— Надежда, я долго не буду, всего пять минут. Потом мне нужно поговорить с его лечащим врачом.
— Мне надо предупредить отца мальчика, — с подозрением косится и тянется за мобильным телефоном.
Осознав, всю катастрофу, что сейчас произойдёт, я останавливаю ее действия:
— Надежда, не нужно. Я бы не хотела, чтобы отец мальчика не знал о моем везите, — спешно начинаю рыться в сумочке. Вынимаю незаметно из кошелька сто евро и тихонько, незаметно от других глаз, подсовываю под бумаги, что лежат на столе. Надежда смотрит растерянно, а когда поднимает стопку бумаг и видит номинал купюры. У девушки брови ползут вверх от увиденного. — Под вашим присмотром я просто взгляну на мальчика, а потом поговорю с его врачом, хорошо? Это просто невинный визит, — растягиваю искусственную улыбку, пытаясь ее очаровать, но похоже сто евро лучше очаровывают, потому что Надежда уже откладывает в сторону мобильный и торопливо убирает купюру себе в карман медицинского халата.
— Хорошо, пройдемте со мной.
Следую за этой хрупкой девушкой по широкому коридору, а у самой сердце вот-вот выпрыгнет из грудной клетки, выбивая частый ритм. Я боюсь увидеть Мишу и в то же время мне это нужно, чтобы понять степень катастрофы.
Надежда подводит меня к палате, где есть огромное прозрачное окно. Я медленно подхожу к окну и заглядываю в просторную палату, где маленький мальчик сидит на кровати, а рядом с ним на стульчике сидит женщина в белом халате и с маской на лице, похоже читая ему книгу.
Прикрываю ладонь ко рту, чтобы ненароком издать писк, потому что мне невыносимо больно видеть совсем маленького, худенького, с бледной кожей, как стены палаты мальчика. На голове голубенькая шапочка, похоже скрывающая бритую голову.
Слезы непроизвольно стекают по щекам, прокладывая влажные дорожки. Невыносимо видеть его в таком состоянии, это очень тяжело. Мне даже трудно определить на кого он похож, но черты лица больше склоняются к Ларисе.
— Это вы его мама? — неожиданно произнесенный голос медсестры, выводит меня из шока.
Я отрицательно мотаю головой, не в силах произнести ни слова.
— Жаль. Он так ждет свою маму, — говорит с таким горьким сожалением.
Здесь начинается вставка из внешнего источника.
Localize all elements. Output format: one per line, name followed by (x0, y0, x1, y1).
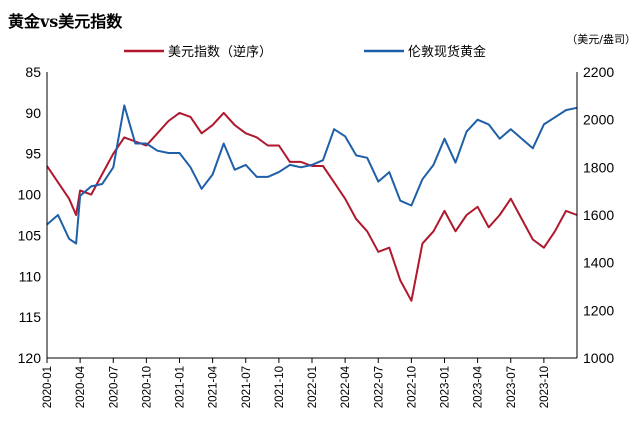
right-axis-unit: （美元/盎司） (566, 32, 636, 46)
left-tick-label: 105 (18, 227, 42, 243)
x-tick-label: 2020-10 (141, 366, 153, 408)
chart-title: 黄金vs美元指数 (8, 12, 123, 31)
x-tick-label: 2021-04 (208, 365, 220, 408)
x-tick-label: 2023-10 (539, 366, 551, 408)
series-line-dxy (46, 111, 578, 302)
legend: 美元指数（逆序） 伦敦现货黄金 (124, 44, 486, 60)
x-tick-label: 2021-07 (241, 366, 253, 408)
x-tick-label: 2022-07 (373, 366, 385, 408)
left-tick-label: 85 (25, 64, 41, 80)
x-tick-label: 2022-01 (307, 366, 319, 408)
x-tick-label: 2023-01 (440, 366, 452, 408)
right-tick-label: 1200 (583, 302, 614, 318)
legend-label-gold: 伦敦现货黄金 (408, 44, 486, 60)
series-layer (46, 104, 578, 302)
legend-label-dxy: 美元指数（逆序） (168, 44, 272, 60)
right-tick-label: 1400 (583, 255, 614, 271)
right-tick-label: 2000 (583, 112, 614, 128)
right-tick-label: 1000 (583, 350, 614, 366)
left-axis-ticks: 85 90 95 100 105 110 115 120 (18, 64, 42, 366)
right-tick-label: 1600 (583, 207, 614, 223)
x-tick-label: 2020-01 (42, 366, 54, 408)
x-tick-label: 2022-04 (340, 365, 352, 408)
right-tick-label: 2200 (583, 64, 614, 80)
left-tick-label: 120 (18, 350, 42, 366)
x-tick-label: 2020-07 (108, 366, 120, 408)
left-tick-label: 95 (25, 146, 41, 162)
left-tick-label: 110 (19, 268, 42, 284)
x-tick-label: 2021-01 (175, 366, 187, 408)
x-tick-label: 2023-07 (506, 366, 518, 408)
x-tick-label: 2020-04 (75, 365, 87, 408)
left-tick-label: 90 (25, 105, 41, 121)
right-axis-ticks: 2200 2000 1800 1600 1400 1200 1000 (583, 64, 614, 366)
x-tick-label: 2021-10 (274, 366, 286, 408)
left-tick-label: 100 (18, 187, 42, 203)
series-line-gold (46, 104, 578, 245)
left-tick-label: 115 (19, 309, 42, 325)
x-tick-label: 2022-10 (406, 366, 418, 408)
x-axis-ticks: 2020-01 2020-04 2020-07 2020-10 2021-01 2021-… (42, 358, 551, 408)
right-tick-label: 1800 (583, 159, 614, 175)
x-tick-label: 2023-04 (473, 365, 485, 408)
Так больно за Мишу, что появляется жгучая злость на Ларису, что так безжалостно поступила, оставив такого маленького и беззащитного мальчика.
Как же так можно?! Как?!
8. Глава 8
— … лейкоз на ранней стадии. Назначена химиотерапия, но мальчику срочно требуется донор, которого мы еще не нашли. Отец Михаила хочет увезти его в Израиль, но сами понимаете, там дорогостоящее лечение и средств на них у него нет. Насколько знаю, собирает определенную сумму. Время, к сожалению, не ждет. Но, а мы, собственно, делаем все, что от нас зависит. Только тормозим рост опухолевых клеток в крови, не позволяя перейти в острый лейкоз.
Врач Владимир Нестерович, сложив ладони на стол и сцепив их в замок, со всеми подробностями делится со мной о состоянии Миши. Каждое слово, произнесенное им, приводит в шок, недоумение и отчаяние. Зайдя в кабинет Владимира, изначально был настроен против того, чтобы рассказывать о состоянии пациента. Но мои слова: “Возможно есть шанс помочь Мише”, врач уже с одушевлением рассказывает мне всю степень ситуации с Мишей.
— Вы сказали, что есть шанс помочь? Какой? — спрашивает врач.
Я мешкаю, собираясь с мыслями. Затем достаю из папки, что принесла с собой, увесистую медицинскую карту Саши и кладу ее на стол Владимира. Только один минус в карте — там записи на немецком языке.
— Это карта моего сына. А точнее, он единокровный брат Миши, отец у них один. Узнав о том, что у бывшего мужа болеет сын, взвесив все за и против, решилась прийти к вам, а вдруг мой сын сможет помочь Мише.